Since this was a three-month study, said Dr. Tandan, they were not able to look at survival outcomes. “We also didn't look at indirect costs to patients and caregivers — for example, costs of time lost from work due to early retirement for patients, and cost of time lost from work, travel, etc. for spouses and caregivers, which need to be explored in the future,” he said.
This study was funded by the ALS Association.
ALS experts told Neurology Today that although this study had some interesting findings regarding patient satisfaction and guideline adherence, they were most interested in the cost data. There have been few previous studies examining the costs involved with providing multidisciplinary care, said Robert G. Miller, MD, the Forbes Norris ALS/MDA Research Center Program Director at California Pacific Medical Center, so this type of research is vital.
“We've known that this care costs a lot and that insurance doesn't pay very much for it, and many of our patients are either on Medicare, MediCAL, or uninsured. The reimbursement provided by these federally funded programs for the care of an ALS patient covers about 10 percent of the cost,” he said, and the rate is not much higher for patients with “very good insurance.”

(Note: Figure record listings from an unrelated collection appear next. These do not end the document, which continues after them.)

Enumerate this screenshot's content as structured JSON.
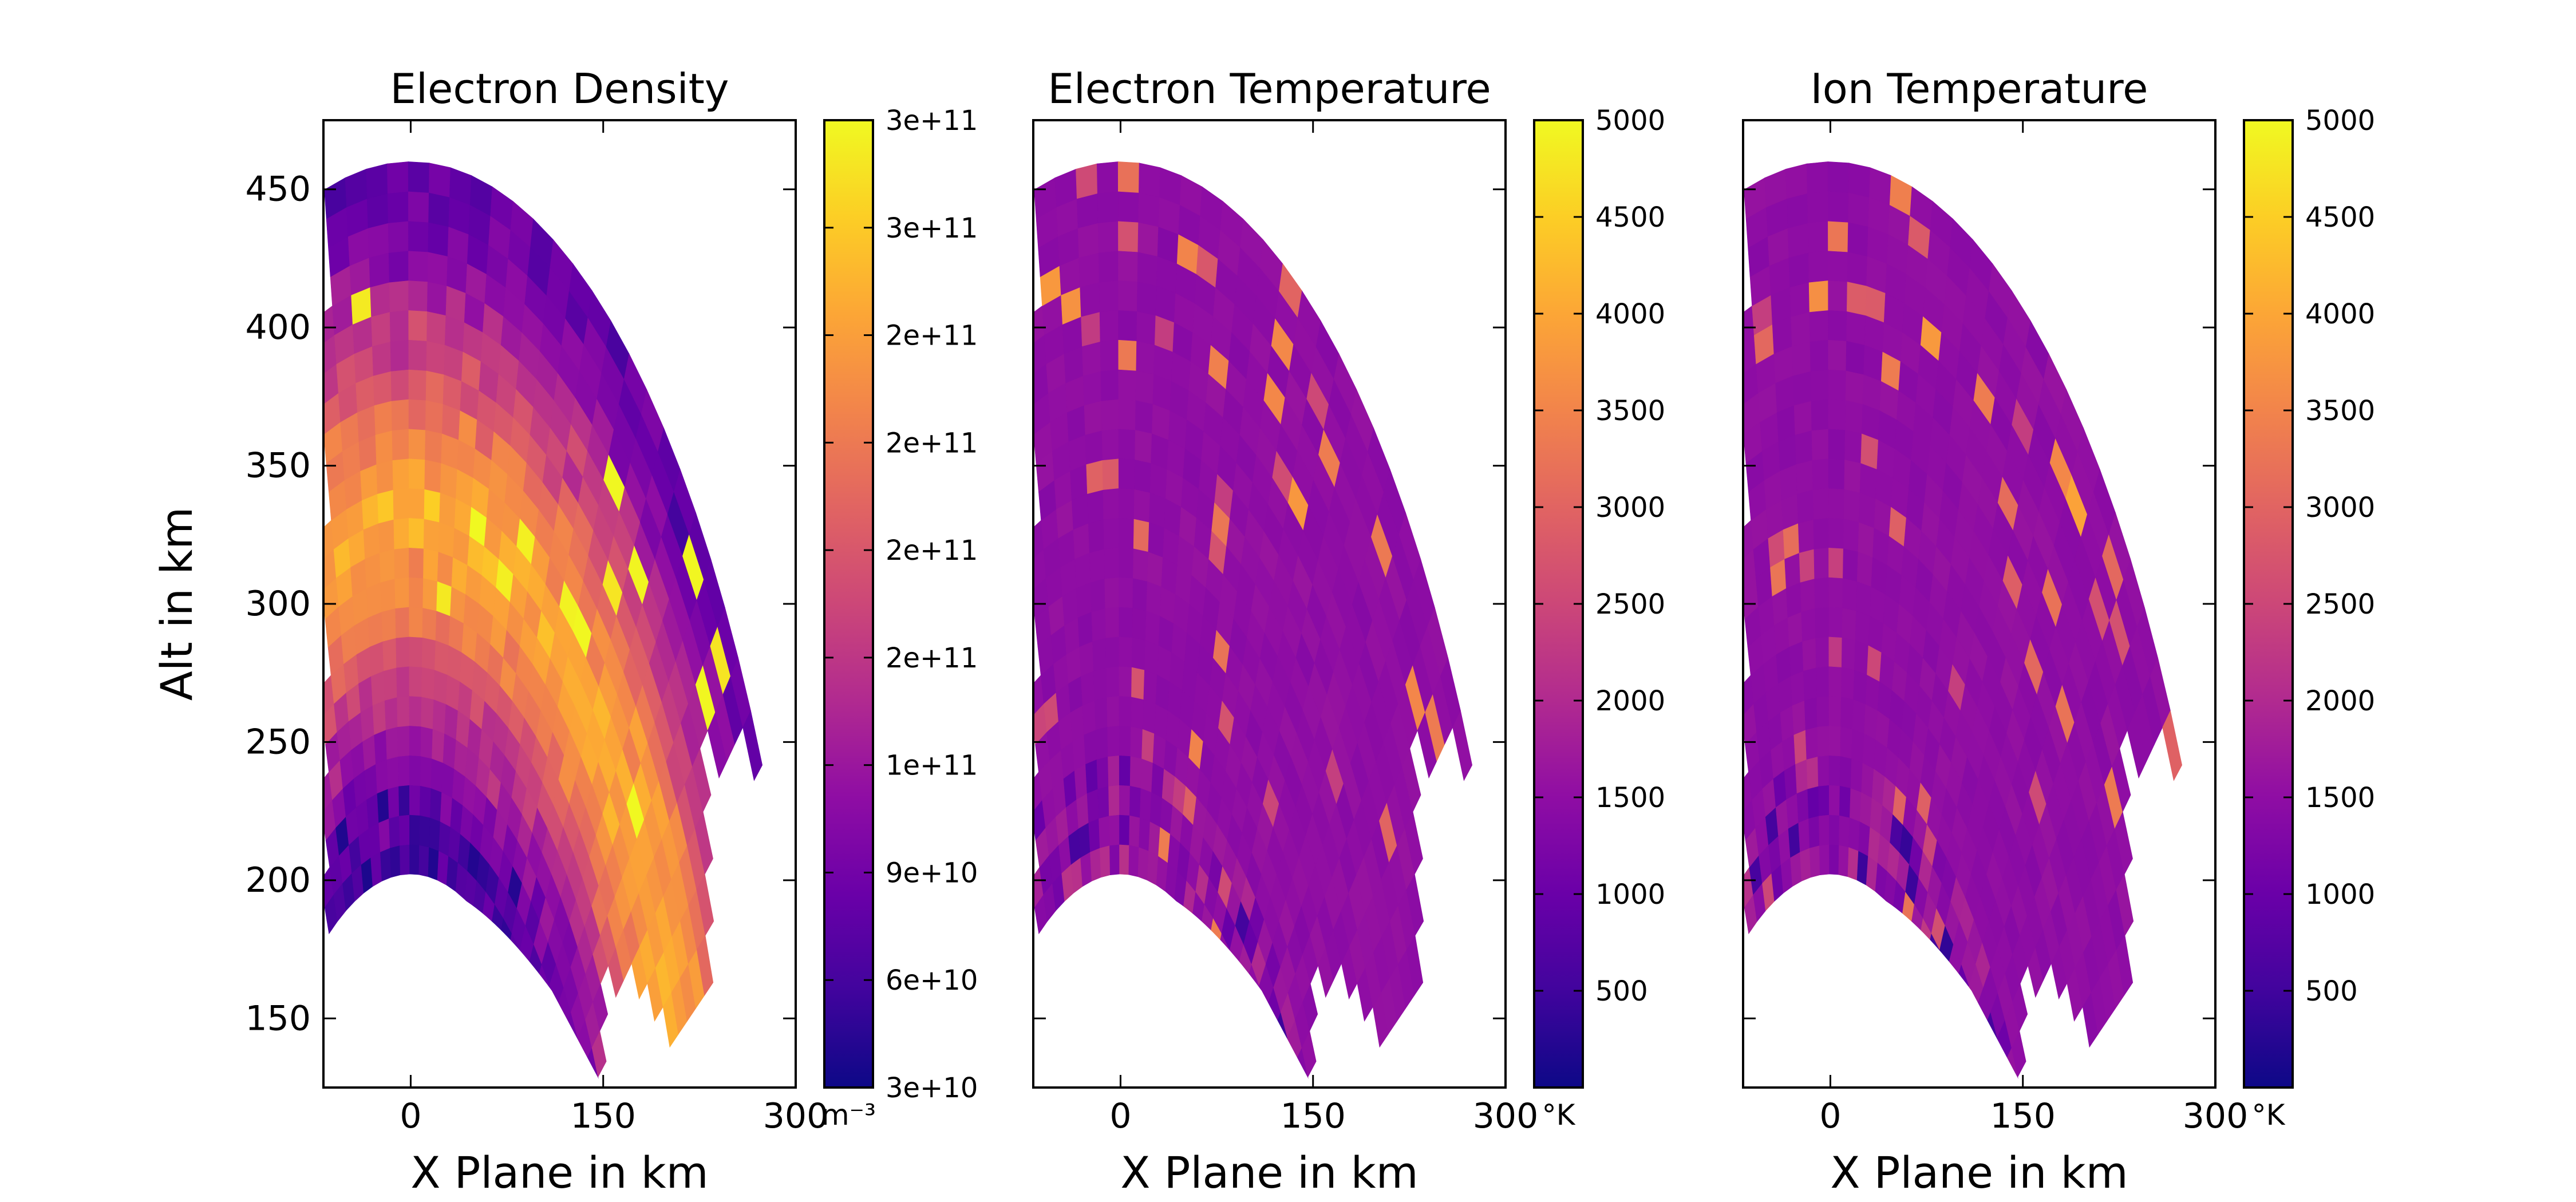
{
  "chart_data": [
    {
      "type": "heatmap",
      "title": "Electron Density",
      "xlabel": "X Plane in km",
      "ylabel": "Alt in km",
      "xlim": [
        -68,
        300
      ],
      "ylim": [
        125,
        475
      ],
      "x_ticks": [
        "0",
        "150",
        "300"
      ],
      "y_ticks": [
        "150",
        "200",
        "250",
        "300",
        "350",
        "400",
        "450"
      ],
      "colormap": "plasma",
      "colorbar": {
        "ticks": [
          "3e+11",
          "3e+11",
          "2e+11",
          "2e+11",
          "2e+11",
          "2e+11",
          "1e+11",
          "9e+10",
          "6e+10",
          "3e+10"
        ],
        "unit": "m⁻³",
        "range": [
          30000000000.0,
          300000000000.0
        ]
      },
      "region": {
        "inner_alt_km": 190,
        "outer_alt_km": 460,
        "lower_left_alt_km": 175,
        "lower_right_alt_km": 258
      },
      "profile": "Low values (~5e10) below ~230 km rising to ~2.5e11 around 300–360 km, decreasing to ~1.5e11 near 450 km, with scattered bright cells near 3e11"
    },
    {
      "type": "heatmap",
      "title": "Electron Temperature",
      "xlabel": "X Plane in km",
      "ylabel": "",
      "xlim": [
        -68,
        300
      ],
      "ylim": [
        125,
        475
      ],
      "x_ticks": [
        "0",
        "150",
        "300"
      ],
      "colormap": "plasma",
      "colorbar": {
        "ticks": [
          "5000",
          "4500",
          "4000",
          "3500",
          "3000",
          "2500",
          "2000",
          "1500",
          "1000",
          "500"
        ],
        "unit": "°K",
        "range": [
          0,
          5000
        ]
      },
      "region": {
        "inner_alt_km": 190,
        "outer_alt_km": 460,
        "lower_left_alt_km": 175,
        "lower_right_alt_km": 258
      },
      "profile": "Mostly ~1500 K throughout, noisier 500–3000 K near the bottom, warmer 2500–4000 K cells near the top"
    },
    {
      "type": "heatmap",
      "title": "Ion Temperature",
      "xlabel": "X Plane in km",
      "ylabel": "",
      "xlim": [
        -68,
        300
      ],
      "ylim": [
        125,
        475
      ],
      "x_ticks": [
        "0",
        "150",
        "300"
      ],
      "colormap": "plasma",
      "colorbar": {
        "ticks": [
          "5000",
          "4500",
          "4000",
          "3500",
          "3000",
          "2500",
          "2000",
          "1500",
          "1000",
          "500"
        ],
        "unit": "°K",
        "range": [
          0,
          5000
        ]
      },
      "region": {
        "inner_alt_km": 190,
        "outer_alt_km": 460,
        "lower_left_alt_km": 175,
        "lower_right_alt_km": 258
      },
      "profile": "Mostly ~1500 K throughout, noisier 500–3000 K near the bottom, warmer 2500–4000 K cells near the top"
    }
  ]
}
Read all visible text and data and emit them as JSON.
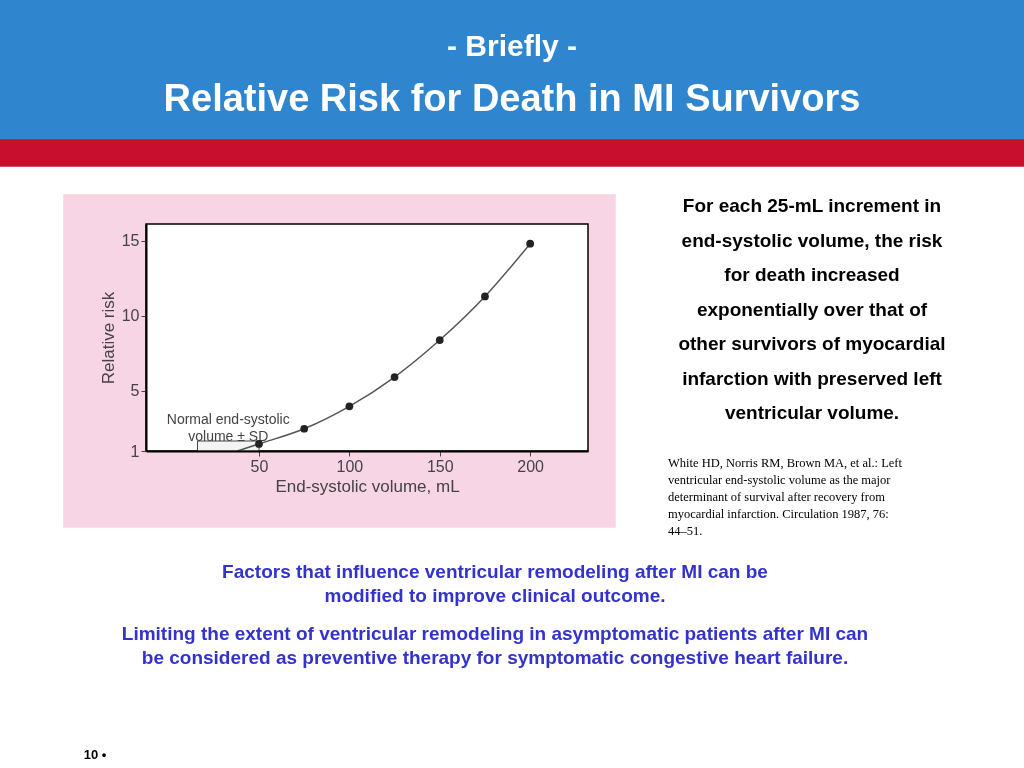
{
  "chart_data": {
    "type": "scatter",
    "title": "Relative Risk for Death in MI Survivors",
    "subtitle": "- Briefly -",
    "xlabel": "End-systolic volume, mL",
    "ylabel": "Relative risk",
    "x": [
      50,
      75,
      100,
      125,
      150,
      175,
      200
    ],
    "series": [
      {
        "type": "line",
        "color": "#555555",
        "marker": "none",
        "x": [
          38,
          50,
          75,
          100,
          125,
          150,
          175,
          200
        ],
        "values": [
          1,
          1.47,
          2.48,
          3.97,
          5.92,
          8.38,
          11.28,
          14.79
        ]
      },
      {
        "color": "#222222",
        "marker": "circle",
        "values": [
          1.47,
          2.48,
          3.97,
          5.92,
          8.38,
          11.28,
          14.79
        ]
      }
    ],
    "xlim": [
      -12.5,
      232
    ],
    "ylim": [
      1,
      16.1
    ],
    "xticks": [
      50,
      100,
      150,
      200
    ],
    "yticks": [
      1,
      5,
      10,
      15
    ],
    "grid": false,
    "bands": [
      {
        "axis": "x",
        "from": 16,
        "to": 50,
        "label": "Normal end-systolic volume ± SD"
      }
    ],
    "annotations": [
      "For each 25-mL increment in end-systolic volume, the risk for death increased exponentially over that of other survivors of myocardial infarction with preserved left ventricular volume.",
      "White HD, Norris RM, Brown MA, et al.: Left ventricular end-systolic volume as the major determinant of survival after recovery from myocardial infarction. Circulation 1987, 76: 44–51.",
      "Factors that influence ventricular remodeling after MI can be modified to improve clinical outcome.",
      "Limiting the extent of ventricular remodeling in asymptomatic patients after MI can be considered as preventive therapy for symptomatic congestive heart failure.",
      "10 •"
    ]
  }
}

It's important for policymakers to understand that going to these clinics has an evidence-based background, said Dr. Miller, who co-led the Quality Standards Subcommittee which published AAN quality measures for patient care in ALS last December. “The number one quality measure is attending a clinic that is multidisciplinary and having a care plan,” he said.
James A. Russell, DO, FAAN, vice chairman of neurology and director of the ALS Clinic at Lahey Hospital and Medical Center in Burlington, MA, which contributed data to the current study, said that these data could potentially be used to benefit or detract from the care available to ALS patients.
“Many institutions are struggling to keep our heads above water economically and I don't know that anybody is completely invulnerable to the red pen, so part of me fears for the future of my ALS multidisciplinary clinic because of data like this. In a certain way, out of sight out of mind was a safer alternative for me,” he said.
The goal of the ALS Association in gathering these numbers was likely to demonstrate the large amount of care that is being provided to these patients, for a cost that's largely not reimbursed, noted Dr. Russell.
“They're hoping to use that data to lobby with CMS for further economic support, so that's the potential greater good.” However, the potential harm, he continued, “is that the institutions and hospitals will look at this and see how much of a money-loser this is, and disband the clinic because it's not a good economic model for them.”
But Dr. Miller is optimistic. “I'm hoping that now, as we begin to show the data and demonstrate what the need is more clearly, we can begin to advocate in all of these arenas for better coverage of the cost of care and the quality of care,” he said.
There were several cost areas that were not examined in this study, including reimbursement, direct medical cost, and indirect cost to both patients and caregivers, the commentators pointed out.
“Many people who work in the clinic are not fully reimbursed because insurance companies don't like to pay multiple health care providers to take care of the same patient in the same day for the same problem. A lot of what goes on even in the clinic is pro bono, so the important part of this research that's missing is what the reimbursements are,” said Dr. Russell.